One number that sums all this up is the Gross National Product. We read, as presumed good news, that the Gross National Product (the GNP) has grown by 3%. Therefore, the economy is healthy. But it’s actually bad news according to some who argue convincingly that the earth cannot sustain compound growth of 3% a year. Short-term, bottom-line profit, immediate stock growth, and returns for investors are clearly powerful forces within corporations, forces that are shaping society and provide justification for short-term strategies and provide grounds for continuing in reckless ways. The CEOs and PR folks will say, “We are sorry,” when something goes off the rails.
Consider the power of convenience. Aren’t most of us drawn to convenience and comfort? Nothing wrong with either. Moral judgements will not help. Reckoning clearly and thinking things through does help. We need on-going common sense and intelligent pragmatism.
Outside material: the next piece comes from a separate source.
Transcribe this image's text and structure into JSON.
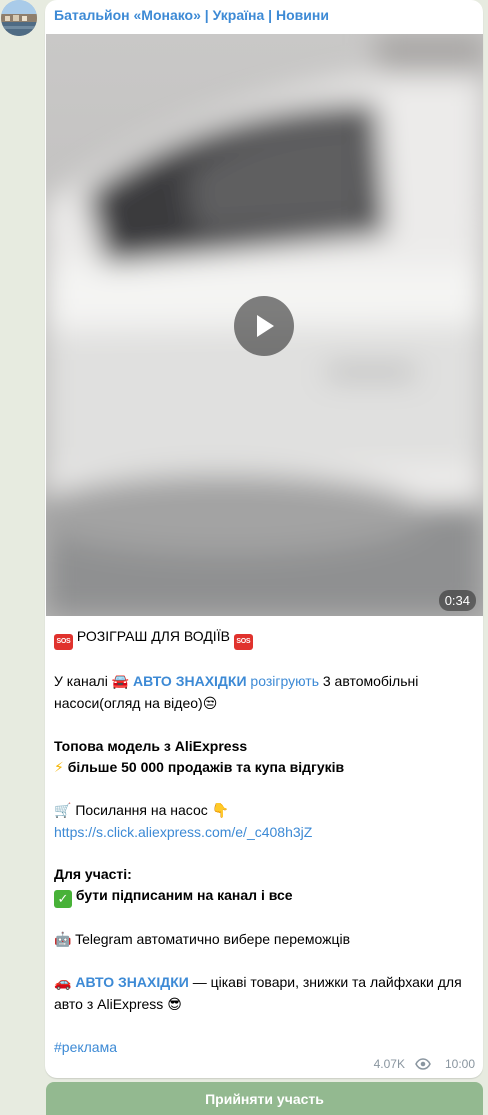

Convenience and comfort are good things. But not indiscriminately. Haven’t we been heedless of the forces that are displacing us? What is it we think we will do or be when need for us humans has been eliminated? Whatever work there is to do will be done by robots and machines. Maybe some of us will get jobs turning switches off and on. Remotely, of course. Sound fun? Healthful? Who is going to have the money? Won’t the rich get richer?
Individuals like ourselves do not have power over these huge forces, these principalities and powers, but we can still choose to resist the demons hidden under the cloak of convenience and comfort, perhaps like detectives, and use our common sense. Can we escape the tyranny of the bottom line? It’s not easy, yet to do so is vital. Can we get in touch with our genuine self-interest? Can we invigorate our public servants?
Well, it’s a good thing we are bodies—a great thing that play and music and dancing are going on all over the world all the time, right now. There are powers that are equal to an enslaving bottom line, such as the power of play, the joy of love, of doing things for fun, the satisfaction of a job well done, and the limits of human mortality.
It would be a tragedy to smother ourselves and the rest of creation. Then who will be around to say, “Sorry.”